Mais mon patron de l’époque était sympa, était lui-même géologue et avait connu aussi l’aventure en milieu souvent difficile. Je n’eus donc guère de mal à le convaincre de m’autoriser à cette incartade au-delà du parallèle de Moudjéria…

C’est ainsi que quelques mois plus tard, le jour se levait sur le bivouac que nous avions installé près de la piste Aleg-Moudjéria, laquelle matérialisait la limite nord du territoire qui nous était attribué. Une heure plus tard, nous affrontions les premières dunes, avec le sentiment de laisser dernière nous le dernier fil qui nous reliait à notre base arrière, voire à la civilisation…

Nous avions voulu une logistique aussi légère que possible : deux landrover, celle de René Brosset, et la mienne, encadrant un camion dont le frêt était essentiellement constitué de fûts d’eau de 200 litres.

La première journée fut à la fois un avant-gout et un apprentissage de ce qui nous attendait. Elle se déroula lentement, au rythme d’une vitesse de croisière ralentie par une progression dans le sable souvent erratique et par des manœuvres parfois acrobatiques pour franchir les dunes. Mais nous étions dans notre élément, avec ce sentiment de liberté que nous apportait chaque fois la perspective d’une expédition à notre guise vers l’inconnu…

C’est le deuxième jour que tout aurait dû s’arrêter…La matinée était déjà bien avancée et j’ouvrais la marche, tout en dégustant le paysage lunaire qui s’offrait à moi au-delà de mon volant.
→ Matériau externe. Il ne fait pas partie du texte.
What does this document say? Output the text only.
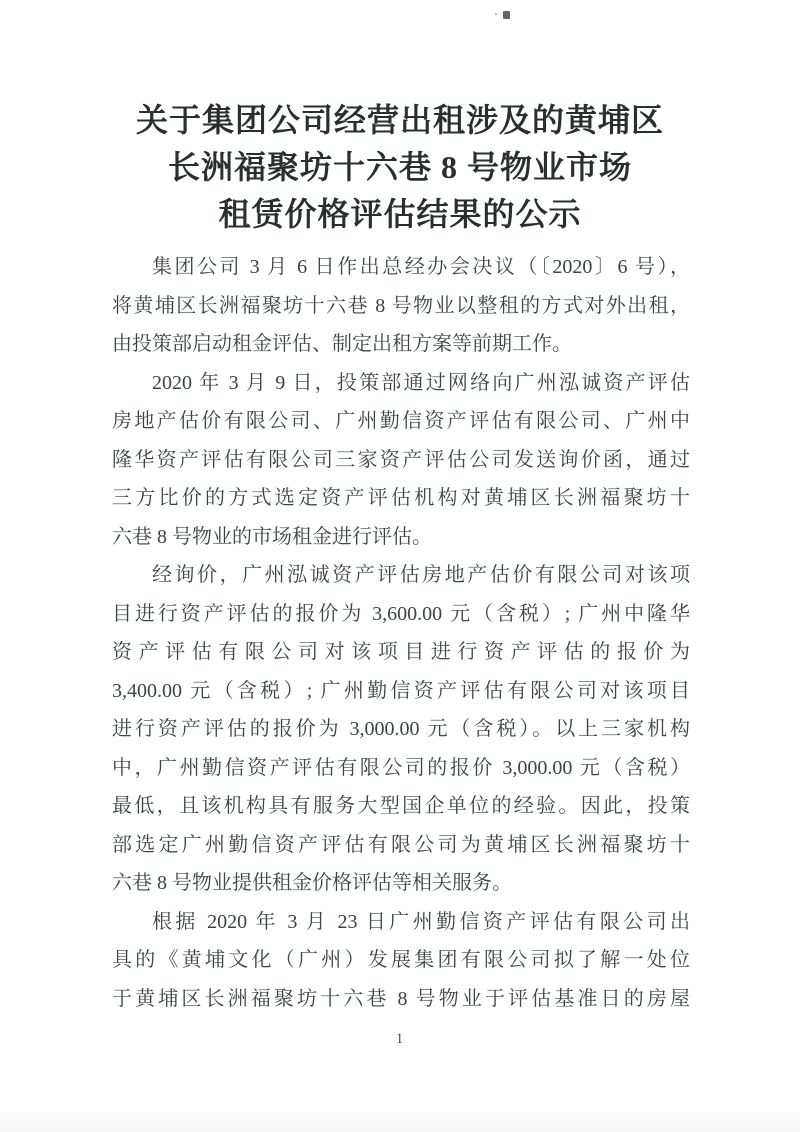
关于集团公司经营出租涉及的黄埔区
长洲福聚坊十六巷 8 号物业市场
租赁价格评估结果的公示
集团公司 3 月 6 日作出总经办会决议（〔2020〕6 号），
将黄埔区长洲福聚坊十六巷 8 号物业以整租的方式对外出租，
由投策部启动租金评估、制定出租方案等前期工作。
2020 年 3 月 9 日，投策部通过网络向广州泓诚资产评估
房地产估价有限公司、广州勤信资产评估有限公司、广州中
隆华资产评估有限公司三家资产评估公司发送询价函，通过
三方比价的方式选定资产评估机构对黄埔区长洲福聚坊十
六巷 8 号物业的市场租金进行评估。
经询价，广州泓诚资产评估房地产估价有限公司对该项
目进行资产评估的报价为 3,600.00 元（含税）; 广州中隆华
资产评估有限公司对该项目进行资产评估的报价为
3,400.00 元（含税）; 广州勤信资产评估有限公司对该项目
进行资产评估的报价为 3,000.00 元（含税）。以上三家机构
中，广州勤信资产评估有限公司的报价 3,000.00 元（含税）
最低，且该机构具有服务大型国企单位的经验。因此，投策
部选定广州勤信资产评估有限公司为黄埔区长洲福聚坊十
六巷 8 号物业提供租金价格评估等相关服务。
根据 2020 年 3 月 23 日广州勤信资产评估有限公司出
具的《黄埔文化（广州）发展集团有限公司拟了解一处位
于黄埔区长洲福聚坊十六巷 8 号物业于评估基准日的房屋
1
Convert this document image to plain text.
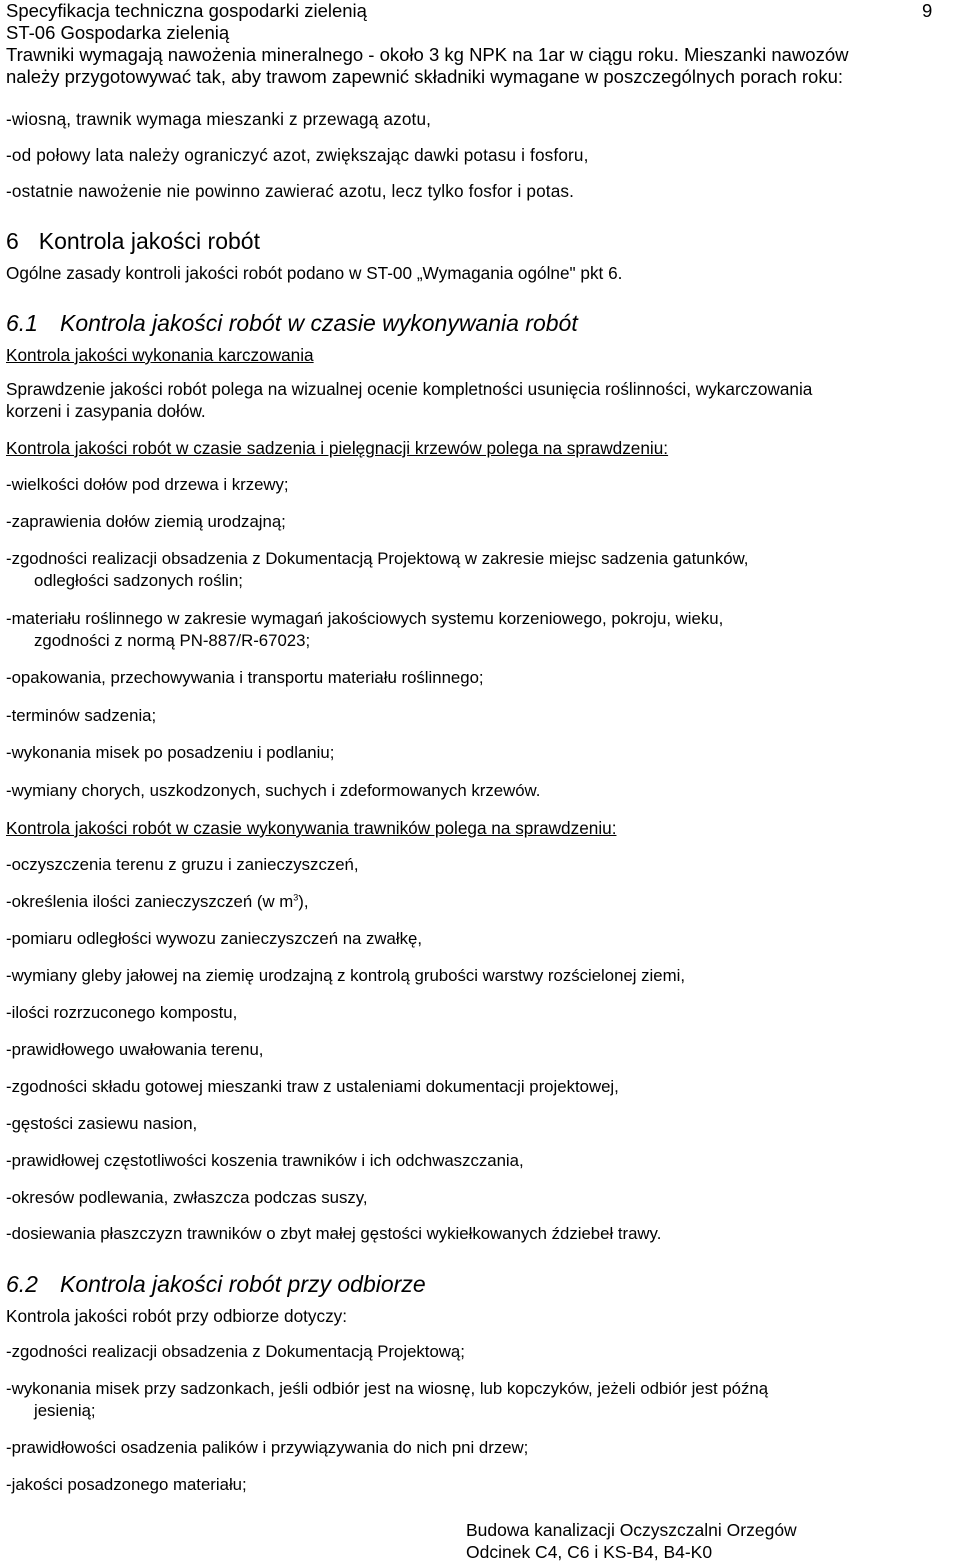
Specyfikacja techniczna gospodarki zielenią	9
ST-06 Gospodarka zielenią
Trawniki wymagają nawożenia mineralnego - około 3 kg NPK na 1ar w ciągu roku. Mieszanki nawozów
należy przygotowywać tak, aby trawom zapewnić składniki wymagane w poszczególnych porach roku:
-wiosną, trawnik wymaga mieszanki z przewagą azotu,
-od połowy lata należy ograniczyć azot, zwiększając dawki potasu i fosforu,
-ostatnie nawożenie nie powinno zawierać azotu, lecz tylko fosfor i potas.
6 Kontrola jakości robót
Ogólne zasady kontroli jakości robót podano w ST-00 „Wymagania ogólne" pkt 6.
6.1 Kontrola jakości robót w czasie wykonywania robót
Kontrola jakości wykonania karczowania
Sprawdzenie jakości robót polega na wizualnej ocenie kompletności usunięcia roślinności, wykarczowania
korzeni i zasypania dołów.
Kontrola jakości robót w czasie sadzenia i pielęgnacji krzewów polega na sprawdzeniu:
-wielkości dołów pod drzewa i krzewy;
-zaprawienia dołów ziemią urodzajną;
-zgodności realizacji obsadzenia z Dokumentacją Projektową w zakresie miejsc sadzenia gatunków,
odległości sadzonych roślin;
-materiału roślinnego w zakresie wymagań jakościowych systemu korzeniowego, pokroju, wieku,
zgodności z normą PN-887/R-67023;
-opakowania, przechowywania i transportu materiału roślinnego;
-terminów sadzenia;
-wykonania misek po posadzeniu i podlaniu;
-wymiany chorych, uszkodzonych, suchych i zdeformowanych krzewów.
Kontrola jakości robót w czasie wykonywania trawników polega na sprawdzeniu:
-oczyszczenia terenu z gruzu i zanieczyszczeń,
-określenia ilości zanieczyszczeń (w $m^3$),
-pomiaru odległości wywozu zanieczyszczeń na zwałkę,
-wymiany gleby jałowej na ziemię urodzajną z kontrolą grubości warstwy rozścielonej ziemi,
-ilości rozrzuconego kompostu,
-prawidłowego uwałowania terenu,
-zgodności składu gotowej mieszanki traw z ustaleniami dokumentacji projektowej,
-gęstości zasiewu nasion,
-prawidłowej częstotliwości koszenia trawników i ich odchwaszczania,
-okresów podlewania, zwłaszcza podczas suszy,
-dosiewania płaszczyzn trawników o zbyt małej gęstości wykiełkowanych ździebeł trawy.
6.2 Kontrola jakości robót przy odbiorze
Kontrola jakości robót przy odbiorze dotyczy:
-zgodności realizacji obsadzenia z Dokumentacją Projektową;
-wykonania misek przy sadzonkach, jeśli odbiór jest na wiosnę, lub kopczyków, jeżeli odbiór jest późną
jesienią;
-prawidłowości osadzenia palików i przywiązywania do nich pni drzew;
-jakości posadzonego materiału;
Budowa kanalizacji Oczyszczalni Orzegów
Odcinek C4, C6 i KS-B4, B4-K0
Je m’arrêtais régulièrement pour vérifier qu’on suivait derrière, en l’occurrence le camion. Mais cette fois-ci, la pause s’éternisa et ce fut finalement la landrover de René qui apparut…Le verdict tomba : le camion était immobilisé, on ne pouvait plus passer les vitesses ! Or, on était déjà à deux jours de la piste du retour…
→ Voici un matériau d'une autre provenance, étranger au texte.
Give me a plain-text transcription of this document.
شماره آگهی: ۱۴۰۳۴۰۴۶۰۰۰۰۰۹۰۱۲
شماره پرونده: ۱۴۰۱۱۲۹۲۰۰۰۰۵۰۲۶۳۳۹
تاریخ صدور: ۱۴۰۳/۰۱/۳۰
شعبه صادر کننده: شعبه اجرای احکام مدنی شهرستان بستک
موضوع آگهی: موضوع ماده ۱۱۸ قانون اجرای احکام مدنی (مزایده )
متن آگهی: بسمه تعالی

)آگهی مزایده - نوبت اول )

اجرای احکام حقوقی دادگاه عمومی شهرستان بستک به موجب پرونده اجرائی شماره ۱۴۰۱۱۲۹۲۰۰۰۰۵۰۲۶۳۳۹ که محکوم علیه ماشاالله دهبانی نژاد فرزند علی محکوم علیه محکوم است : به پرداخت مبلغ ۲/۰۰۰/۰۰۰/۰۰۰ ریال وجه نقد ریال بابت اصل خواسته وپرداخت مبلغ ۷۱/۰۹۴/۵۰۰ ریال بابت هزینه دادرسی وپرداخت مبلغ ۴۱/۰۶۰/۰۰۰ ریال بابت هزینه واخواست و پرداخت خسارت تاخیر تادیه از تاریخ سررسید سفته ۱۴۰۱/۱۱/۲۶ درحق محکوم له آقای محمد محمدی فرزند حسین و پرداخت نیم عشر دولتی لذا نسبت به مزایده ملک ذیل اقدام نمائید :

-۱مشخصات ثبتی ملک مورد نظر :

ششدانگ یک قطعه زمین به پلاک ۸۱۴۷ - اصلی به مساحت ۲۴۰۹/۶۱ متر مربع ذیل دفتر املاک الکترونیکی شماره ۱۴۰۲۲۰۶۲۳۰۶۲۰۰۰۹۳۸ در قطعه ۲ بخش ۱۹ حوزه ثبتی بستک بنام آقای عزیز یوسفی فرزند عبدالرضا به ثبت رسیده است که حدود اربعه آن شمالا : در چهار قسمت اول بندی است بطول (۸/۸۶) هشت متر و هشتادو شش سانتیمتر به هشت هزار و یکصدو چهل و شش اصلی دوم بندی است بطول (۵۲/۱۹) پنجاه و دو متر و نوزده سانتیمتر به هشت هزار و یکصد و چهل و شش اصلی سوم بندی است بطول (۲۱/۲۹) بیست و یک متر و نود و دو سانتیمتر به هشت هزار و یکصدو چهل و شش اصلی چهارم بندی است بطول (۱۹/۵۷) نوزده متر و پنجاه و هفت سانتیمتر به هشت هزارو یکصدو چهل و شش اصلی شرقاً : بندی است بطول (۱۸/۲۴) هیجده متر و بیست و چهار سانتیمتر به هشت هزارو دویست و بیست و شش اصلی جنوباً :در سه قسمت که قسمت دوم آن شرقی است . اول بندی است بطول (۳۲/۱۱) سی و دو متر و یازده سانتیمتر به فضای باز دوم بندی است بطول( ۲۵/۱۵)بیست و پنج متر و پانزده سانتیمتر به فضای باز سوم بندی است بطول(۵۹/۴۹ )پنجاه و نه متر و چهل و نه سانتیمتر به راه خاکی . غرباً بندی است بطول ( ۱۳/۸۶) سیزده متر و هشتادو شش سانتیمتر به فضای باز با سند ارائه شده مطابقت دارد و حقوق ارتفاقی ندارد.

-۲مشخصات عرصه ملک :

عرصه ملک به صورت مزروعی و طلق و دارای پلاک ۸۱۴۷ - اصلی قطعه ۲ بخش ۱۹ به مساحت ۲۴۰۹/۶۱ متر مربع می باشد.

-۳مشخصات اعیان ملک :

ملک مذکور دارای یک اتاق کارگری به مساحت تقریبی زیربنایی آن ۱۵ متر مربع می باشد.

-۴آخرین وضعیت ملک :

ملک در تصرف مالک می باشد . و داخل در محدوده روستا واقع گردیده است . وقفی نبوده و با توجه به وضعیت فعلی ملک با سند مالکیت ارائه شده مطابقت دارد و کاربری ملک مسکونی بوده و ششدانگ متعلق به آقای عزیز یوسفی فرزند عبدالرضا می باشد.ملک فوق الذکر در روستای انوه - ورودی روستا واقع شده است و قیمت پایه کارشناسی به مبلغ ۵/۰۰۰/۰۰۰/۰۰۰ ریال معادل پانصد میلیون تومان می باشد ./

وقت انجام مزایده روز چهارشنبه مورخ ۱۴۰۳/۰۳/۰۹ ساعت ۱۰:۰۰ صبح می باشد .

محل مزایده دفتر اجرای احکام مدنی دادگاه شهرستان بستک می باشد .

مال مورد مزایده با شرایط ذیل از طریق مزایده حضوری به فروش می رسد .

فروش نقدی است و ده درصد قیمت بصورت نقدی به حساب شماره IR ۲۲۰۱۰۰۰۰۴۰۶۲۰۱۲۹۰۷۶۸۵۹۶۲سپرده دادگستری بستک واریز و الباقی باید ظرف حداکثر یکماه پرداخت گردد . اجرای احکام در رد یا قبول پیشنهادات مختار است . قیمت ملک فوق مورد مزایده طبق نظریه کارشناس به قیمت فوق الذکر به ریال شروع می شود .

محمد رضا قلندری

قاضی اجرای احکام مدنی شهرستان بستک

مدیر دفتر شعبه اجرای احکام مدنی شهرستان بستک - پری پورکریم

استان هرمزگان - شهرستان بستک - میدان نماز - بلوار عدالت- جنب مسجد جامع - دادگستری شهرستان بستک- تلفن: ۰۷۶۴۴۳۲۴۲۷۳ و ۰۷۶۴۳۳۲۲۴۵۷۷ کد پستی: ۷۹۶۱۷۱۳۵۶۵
Cela aurait dû être une panne rédhibitoire, mais c’était sans compter avec la débrouillardise des chauffeurs de la base de Dakar…Celui de notre camion expliqua – sans nous dire comme c’est bizarre –, que c’était simplement une question de « clavette » et qu’il pouvait la remplacer…par du fil de fer ! Le suspense dura un petit moment, mais chose dite, chose faite et le camion repartit !

Ne pas avoir fait demi-tour signifiait que nous avions confiance, mais la clavette « made in desert » de notre chauffeur aura été une véritable épée de Damoclès tout au long des huit jours que dura notre périple. Mais nous n’y pensions pas, soutenus que nous étions par l’adrénaline qui nous poussait à avancer sans états d’âme…

Tout se passa bien finalement, grâce à un chauffeur qui était béni des dieux ou qui était né avec un manuel du système D dans la bouche ! La boucle prévue fut bouclée, après avoir bien sur abordé à les toucher les dents rocheuses qui étaient à l’origine de notre folle équipée. On en ramena, imaginez, un échantillon de « zoisitite à corindon « !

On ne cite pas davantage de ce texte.